Leave it to Bobby Valentine to grant his first national interview since being fired
by the Boston Red Sox on the very same day, John Farrell, was introduced as the
new Red Sox manager. Instead of talking about the breath of fresh air that is blowing
through Red Sox nation today, the entire region will now be consumed with the guy
who was blowing hot air to Bob Costas on the NBC Sports Network on Tuesday night.
Self-centered and self-absorbed, Valentine made sure all the talk today would be
all about him. He's not just trying to rain on Farrell's and the Red Sox parade, Valentine
is hoping to flood it with a tsunami. In his interview with Costas, Valentine said David
Ortiz had all but gone to U.S. Post Office, licked a stamp, and mailed his season in
after the Sox traded its heavy baggage (Adrian Gonzalez, Josh Beckett, and Carl
Crawford) to the the Los Angeles Dodgers. Valentine learned nothing after trashing
fan favorite, Kevin Youkilis during the season, so it's hardly surprising that the mouth
without a filter fired a scud missile at Big Papi after it.
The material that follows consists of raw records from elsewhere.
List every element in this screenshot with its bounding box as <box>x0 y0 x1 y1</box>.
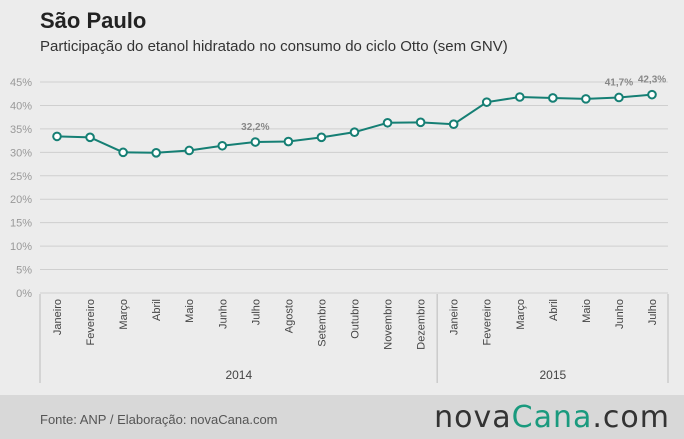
y-tick-label: 10% <box>10 241 32 253</box>
data-point <box>481 97 492 107</box>
brand-part-com: .com <box>592 400 670 435</box>
x-tick-label: Julho <box>647 299 659 325</box>
y-tick-label: 15% <box>10 218 32 230</box>
x-group-label: 2014 <box>225 368 252 382</box>
data-point <box>184 145 195 156</box>
x-tick-label: Fevereiro <box>85 299 97 345</box>
x-tick-label: Maio <box>184 299 196 323</box>
x-tick-label: Maio <box>581 299 593 323</box>
data-point <box>349 127 360 137</box>
y-tick-label: 45% <box>10 77 32 89</box>
y-tick-label: 40% <box>10 100 32 112</box>
y-tick-label: 25% <box>10 171 32 183</box>
data-point <box>382 117 393 128</box>
x-tick-label: Fevereiro <box>482 299 494 345</box>
data-point <box>448 119 459 129</box>
data-point <box>283 136 294 147</box>
y-tick-label: 5% <box>16 265 32 277</box>
y-tick-label: 35% <box>10 124 32 136</box>
x-tick-label: Abril <box>548 299 560 321</box>
data-label: 32,2% <box>241 122 269 133</box>
data-point <box>316 132 327 143</box>
data-point <box>217 140 228 151</box>
data-point <box>85 132 95 143</box>
x-tick-label: Novembro <box>383 299 395 350</box>
data-point <box>250 137 261 147</box>
series-line <box>56 93 653 154</box>
x-tick-label: Junho <box>614 299 626 329</box>
x-tick-label: Outubro <box>350 299 362 339</box>
data-point <box>548 93 558 103</box>
data-label: 41,7% <box>605 77 633 88</box>
x-group-label: 2015 <box>539 368 566 382</box>
brand-logo: novaCana.com <box>434 400 670 435</box>
brand-part-cana: Cana <box>511 400 593 435</box>
y-tick-label: 20% <box>10 194 32 206</box>
line-chart: 0% 5% 10% 15% 20% 25% 30% 35% 40% 45% 2014 2015 Jane… <box>10 75 669 383</box>
data-point <box>514 92 525 102</box>
source-note: Fonte: ANP / Elaboração: novaCana.com <box>40 412 278 427</box>
data-point <box>581 94 591 104</box>
data-point <box>415 117 426 128</box>
x-tick-label: Julho <box>250 299 262 325</box>
x-tick-label: Abril <box>151 299 163 321</box>
x-tick-label: Janeiro <box>449 299 461 335</box>
y-tick-label: 30% <box>10 147 32 159</box>
x-tick-label: Agosto <box>283 299 295 333</box>
x-tick-label: Setembro <box>316 299 328 347</box>
x-tick-label: Junho <box>217 299 229 329</box>
chart-title: São Paulo <box>40 8 147 33</box>
x-tick-label: Dezembro <box>416 299 428 350</box>
y-tick-label: 0% <box>16 288 32 300</box>
brand-part-nova: nova <box>434 400 512 435</box>
data-point <box>52 131 62 142</box>
data-point <box>151 148 161 158</box>
x-tick-label: Março <box>515 299 527 330</box>
data-point <box>647 89 657 100</box>
footer-bar: Fonte: ANP / Elaboração: novaCana.com no… <box>0 395 684 439</box>
chart-subtitle: Participação do etanol hidratado no cons… <box>40 38 508 55</box>
x-tick-label: Janeiro <box>52 299 64 335</box>
x-tick-label: Março <box>118 299 130 330</box>
data-point <box>614 92 624 103</box>
data-point <box>118 147 128 158</box>
data-label: 42,3% <box>638 75 666 86</box>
I'm sure Curt Schilling is just chomping at the bit to rail against Valentine on "Baseball
Tonight", and just might morph into "Curt from the car" again and blast Bobby V for
making one of the greatest players in franchise history the scapegoat for one of their
worst seasons in the history of it. That won't play well with Schilling and it most certainly
won't go over well in Red Sox nation. Any road that Valentines rides his bike on in
Boston is now bound to be littered with spikes and nails.
As Valentine was shooting darts at Ortiz with his forced, disingenuous smile, it became
easy for everyone to see why nobody likes playing for Valentine. He grates on you like
sandpaper and is the gum on the bottom of your shoe that you can't get off. Instead of
trying to clean it because it's peppered with pebbles and glass, you just rid of the shoe,
even if it's Kenneth Cole's top of the line.
Valentine also revealed a conversation he had with former Dallas Cowboys legendary
coach, Tom Landry. When he was a 35-year old rookie manager with the Texas Rangers,
Valentine was told by Landry to get coaches who "speak your language", meaning ones
that he could trust, which Valentine said he didn't have on his staff in Boston. Bobby V
said he wished he had taken Landry's advice, but it's apparent that he's never taken anyone's
advice because Bobby V thinks he's the smartest man in the room.
It continues to amaze me how baseball experts and analysts label Valentine a baseball
"genius" as if the game is akin to drawing up the blueprint and constructing the atom bomb.
It's baseball. As the manager in "Bull Durham" said, "You throw the ball, hit the ball, and catch
the ball." It's not rocket science. Nobody has ever called Terry Francona a baseball
intellect, but he has two World Series titles to Valentine's none. The difference is, Francona
gets it. He knows that success doesn't come with the greatest baseball knowledge, but
rather in how you "manage" players and personalities.
It's clear that Valentine doesn't get it, and the man who often tells people that he invented
the sandwich wrap, just wrapped up one of the biggest nightmares in franchise history with
that interview with Bob Costas on Tuesday night.